Во-вторых, тождество идеи и вещи и замкнутость сознания на циклы природы определяют его мировоззренческую форму. Она представляет собой круг, который в исторической динамике общества и все большего выделения его из природы развертывается в спираль. Каждая точка этого круга содержит в себе все концы и начала мирового материального (движение вещей) и духовного (движение идей) процессов и, следовательно, может служить субстанциально-генетическим началом любого мировоззренческого построения. Все это определяет одну из сторон стиля предфилософского и раннефилософского сознания индийцев и китайцев:
а) предфилософскому рассуждению безразлично, с чего начинаться — с мирового созвездия или кончика осенней паутинки. В силу принципа совпадения микро- и макрокосма оно развертывается непосредственно на теле всей природы или на отдельной вещи, будь то неорганический предмет или живое существо. Так, например, у индийцев мировоззренческая сущность речи выража- ется на образе молочной коровы, которая есть одновременно природа (зооморфное существо) и род (мать, отец и дети). Она же есть сознание (мысль), символизируемое ее потомством, и она же кормилица всех далеких и близких поколений: перво- предков-богов, предков (старших) и людей (младших). Через живительные восклицания речь вливается в первопредков и человека, оживотворяя их своим словом: «Речь должно почитать, как дойную корову. У нее четыре соска: восклицания «сваха», «вашат», «ханта», «свадха». От двух ее сосков живут боги — от восклицаний «сваха» и «вашат», от восклицания «ханта» — люди, от восклицания «свадха» — предки. Дыхание ее — бык, мысль — теленок» [17, 187]. У древних китайцев примерами построения системы мира и сознания на органической основе живых существ могут служить птица Феникс и панцирь черепахи [ 10, 8; 5, Сицы, шан, И];
б) пластический характер родового сознания имплицирует развитие предфилософского и раннефилософского сознания по законам художественного творчества. Мудрец выступает архитектором природного, человеческого и духовного мироздания, где архетипом избирается природная вещь (древнеиндийская и древнекитайская зоо- и антропокосмогония). Тем самым древнеиндийская и древнекитайская предфилософия и философия принимают вид искусства [см.: 31].

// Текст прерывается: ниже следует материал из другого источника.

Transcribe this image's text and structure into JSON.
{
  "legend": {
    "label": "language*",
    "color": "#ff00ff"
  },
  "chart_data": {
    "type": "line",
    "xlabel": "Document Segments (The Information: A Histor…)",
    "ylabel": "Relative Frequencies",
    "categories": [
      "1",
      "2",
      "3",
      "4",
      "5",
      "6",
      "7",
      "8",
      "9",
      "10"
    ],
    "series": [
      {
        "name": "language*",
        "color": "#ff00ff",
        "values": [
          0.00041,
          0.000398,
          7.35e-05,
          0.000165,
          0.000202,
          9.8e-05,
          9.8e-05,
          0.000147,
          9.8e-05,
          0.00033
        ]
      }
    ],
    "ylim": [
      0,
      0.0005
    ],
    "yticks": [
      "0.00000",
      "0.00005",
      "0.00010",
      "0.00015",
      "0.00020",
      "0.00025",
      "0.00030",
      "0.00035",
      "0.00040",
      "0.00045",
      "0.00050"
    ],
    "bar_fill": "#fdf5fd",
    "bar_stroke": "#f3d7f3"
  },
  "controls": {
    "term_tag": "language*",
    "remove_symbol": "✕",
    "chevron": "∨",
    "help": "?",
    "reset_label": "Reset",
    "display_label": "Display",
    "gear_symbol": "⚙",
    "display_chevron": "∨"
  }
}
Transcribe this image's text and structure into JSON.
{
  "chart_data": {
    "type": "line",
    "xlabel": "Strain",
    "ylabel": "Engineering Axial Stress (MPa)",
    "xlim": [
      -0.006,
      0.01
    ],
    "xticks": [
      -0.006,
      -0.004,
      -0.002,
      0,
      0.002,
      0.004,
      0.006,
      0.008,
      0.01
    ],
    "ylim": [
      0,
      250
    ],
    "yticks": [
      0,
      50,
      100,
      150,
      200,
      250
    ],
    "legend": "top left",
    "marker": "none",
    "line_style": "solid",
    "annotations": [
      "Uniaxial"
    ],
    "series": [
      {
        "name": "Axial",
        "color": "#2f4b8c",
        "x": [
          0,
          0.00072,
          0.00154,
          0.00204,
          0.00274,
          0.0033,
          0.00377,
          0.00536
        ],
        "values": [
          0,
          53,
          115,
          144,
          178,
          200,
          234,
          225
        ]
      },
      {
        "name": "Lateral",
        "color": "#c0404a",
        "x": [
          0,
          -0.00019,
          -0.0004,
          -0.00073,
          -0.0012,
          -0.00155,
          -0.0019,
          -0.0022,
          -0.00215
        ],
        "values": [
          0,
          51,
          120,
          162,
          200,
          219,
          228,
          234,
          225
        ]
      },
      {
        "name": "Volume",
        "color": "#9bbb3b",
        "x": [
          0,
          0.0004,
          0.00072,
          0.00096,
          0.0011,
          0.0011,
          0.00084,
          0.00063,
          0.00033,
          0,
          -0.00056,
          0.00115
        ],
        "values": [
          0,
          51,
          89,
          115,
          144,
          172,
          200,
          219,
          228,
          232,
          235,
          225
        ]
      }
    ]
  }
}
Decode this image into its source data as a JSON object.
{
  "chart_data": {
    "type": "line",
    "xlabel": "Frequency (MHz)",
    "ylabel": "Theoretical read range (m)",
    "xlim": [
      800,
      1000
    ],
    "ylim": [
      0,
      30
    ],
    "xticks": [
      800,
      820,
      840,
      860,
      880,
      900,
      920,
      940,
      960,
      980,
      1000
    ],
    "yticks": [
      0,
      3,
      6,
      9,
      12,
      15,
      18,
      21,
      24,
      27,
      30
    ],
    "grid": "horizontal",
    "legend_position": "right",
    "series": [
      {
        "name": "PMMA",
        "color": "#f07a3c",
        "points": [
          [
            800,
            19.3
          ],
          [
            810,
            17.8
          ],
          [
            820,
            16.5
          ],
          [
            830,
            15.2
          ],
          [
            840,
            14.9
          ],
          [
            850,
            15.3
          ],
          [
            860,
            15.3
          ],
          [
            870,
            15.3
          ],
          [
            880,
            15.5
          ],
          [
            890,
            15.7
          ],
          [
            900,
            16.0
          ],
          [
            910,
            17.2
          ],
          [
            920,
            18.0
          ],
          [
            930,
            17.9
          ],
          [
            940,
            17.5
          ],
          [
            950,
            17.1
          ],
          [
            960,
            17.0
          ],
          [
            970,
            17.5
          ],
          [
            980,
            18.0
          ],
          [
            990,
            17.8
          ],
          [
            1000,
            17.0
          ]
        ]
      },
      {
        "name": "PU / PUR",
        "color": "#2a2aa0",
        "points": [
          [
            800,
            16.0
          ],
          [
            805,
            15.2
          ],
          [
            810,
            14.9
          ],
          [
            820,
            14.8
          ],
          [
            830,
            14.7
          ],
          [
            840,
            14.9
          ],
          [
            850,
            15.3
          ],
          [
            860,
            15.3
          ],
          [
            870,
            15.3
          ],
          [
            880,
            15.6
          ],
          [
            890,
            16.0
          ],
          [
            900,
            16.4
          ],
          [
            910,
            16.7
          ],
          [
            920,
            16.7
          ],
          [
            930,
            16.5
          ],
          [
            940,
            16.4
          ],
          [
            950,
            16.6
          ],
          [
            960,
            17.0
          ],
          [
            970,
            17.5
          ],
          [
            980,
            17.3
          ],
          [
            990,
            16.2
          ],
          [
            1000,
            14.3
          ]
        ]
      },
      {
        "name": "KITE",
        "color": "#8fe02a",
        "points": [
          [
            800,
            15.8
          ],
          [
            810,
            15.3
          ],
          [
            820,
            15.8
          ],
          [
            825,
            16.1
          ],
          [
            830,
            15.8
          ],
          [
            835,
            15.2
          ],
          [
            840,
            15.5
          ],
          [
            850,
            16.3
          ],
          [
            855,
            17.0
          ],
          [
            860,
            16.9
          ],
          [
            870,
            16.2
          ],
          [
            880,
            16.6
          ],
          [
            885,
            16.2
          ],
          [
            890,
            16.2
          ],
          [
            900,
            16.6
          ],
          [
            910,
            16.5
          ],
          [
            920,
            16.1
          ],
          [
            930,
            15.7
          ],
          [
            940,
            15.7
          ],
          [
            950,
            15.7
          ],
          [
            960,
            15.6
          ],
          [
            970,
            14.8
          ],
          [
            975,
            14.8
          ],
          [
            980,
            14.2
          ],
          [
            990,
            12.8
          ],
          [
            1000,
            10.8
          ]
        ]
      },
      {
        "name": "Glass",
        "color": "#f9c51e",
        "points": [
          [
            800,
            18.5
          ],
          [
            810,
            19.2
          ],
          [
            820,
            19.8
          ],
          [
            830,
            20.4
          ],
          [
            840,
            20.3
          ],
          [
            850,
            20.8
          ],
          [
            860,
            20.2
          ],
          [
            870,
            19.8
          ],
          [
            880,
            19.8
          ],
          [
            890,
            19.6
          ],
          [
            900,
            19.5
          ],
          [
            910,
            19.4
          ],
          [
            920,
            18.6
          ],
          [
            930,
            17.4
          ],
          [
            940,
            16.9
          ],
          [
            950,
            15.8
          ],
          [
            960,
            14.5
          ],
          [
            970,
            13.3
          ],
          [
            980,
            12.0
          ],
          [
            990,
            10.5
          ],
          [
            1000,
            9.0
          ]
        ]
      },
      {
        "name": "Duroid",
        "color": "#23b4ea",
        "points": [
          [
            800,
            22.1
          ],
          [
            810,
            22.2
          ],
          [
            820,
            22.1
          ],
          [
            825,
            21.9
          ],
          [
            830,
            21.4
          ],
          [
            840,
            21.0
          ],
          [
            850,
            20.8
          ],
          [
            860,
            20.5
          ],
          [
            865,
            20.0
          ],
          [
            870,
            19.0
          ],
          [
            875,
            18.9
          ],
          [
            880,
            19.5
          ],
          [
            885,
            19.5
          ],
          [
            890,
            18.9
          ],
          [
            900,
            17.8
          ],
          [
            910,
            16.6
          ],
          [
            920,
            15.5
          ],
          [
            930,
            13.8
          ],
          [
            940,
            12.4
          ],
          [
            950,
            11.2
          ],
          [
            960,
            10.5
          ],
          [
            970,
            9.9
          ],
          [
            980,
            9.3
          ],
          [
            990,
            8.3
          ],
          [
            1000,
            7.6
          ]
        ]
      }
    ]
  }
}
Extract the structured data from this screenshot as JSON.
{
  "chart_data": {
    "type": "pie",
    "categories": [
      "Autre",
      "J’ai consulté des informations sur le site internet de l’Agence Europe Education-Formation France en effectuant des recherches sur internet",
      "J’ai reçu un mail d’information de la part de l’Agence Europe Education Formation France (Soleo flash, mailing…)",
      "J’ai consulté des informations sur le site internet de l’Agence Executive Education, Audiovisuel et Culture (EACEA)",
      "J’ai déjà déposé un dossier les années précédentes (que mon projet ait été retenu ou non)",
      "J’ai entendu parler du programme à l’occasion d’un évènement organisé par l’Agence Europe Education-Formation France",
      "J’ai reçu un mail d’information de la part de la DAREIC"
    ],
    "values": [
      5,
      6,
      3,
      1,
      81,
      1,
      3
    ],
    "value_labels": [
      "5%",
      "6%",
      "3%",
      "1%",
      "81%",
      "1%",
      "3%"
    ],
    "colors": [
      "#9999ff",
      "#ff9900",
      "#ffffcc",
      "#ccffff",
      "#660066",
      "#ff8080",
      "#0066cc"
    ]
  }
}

В-третьих, система генетической связи индийских и китайских первопредков как система понятий, вписанных в тело природы и рода, закладывает принципы построения древнеиндийского и древнекитайского философского текста и системы категорий философского сознания.
В-четвертых, циклическое развертывание из первоначала и свертывание в него природно-родовои жизни в философском сознании трансформируется в диалектику единого и многого. Структурное построение родового понятия по принципу дуальной связи мужского и женского начал переходит в диалектику построения философских категорий.
В-пятых, в системе тождества природы и рода активной стороной является род: исторические структурно-функциональные изменения рода меняют и мировоззренческую картину самоотражения человека в зеркале природы.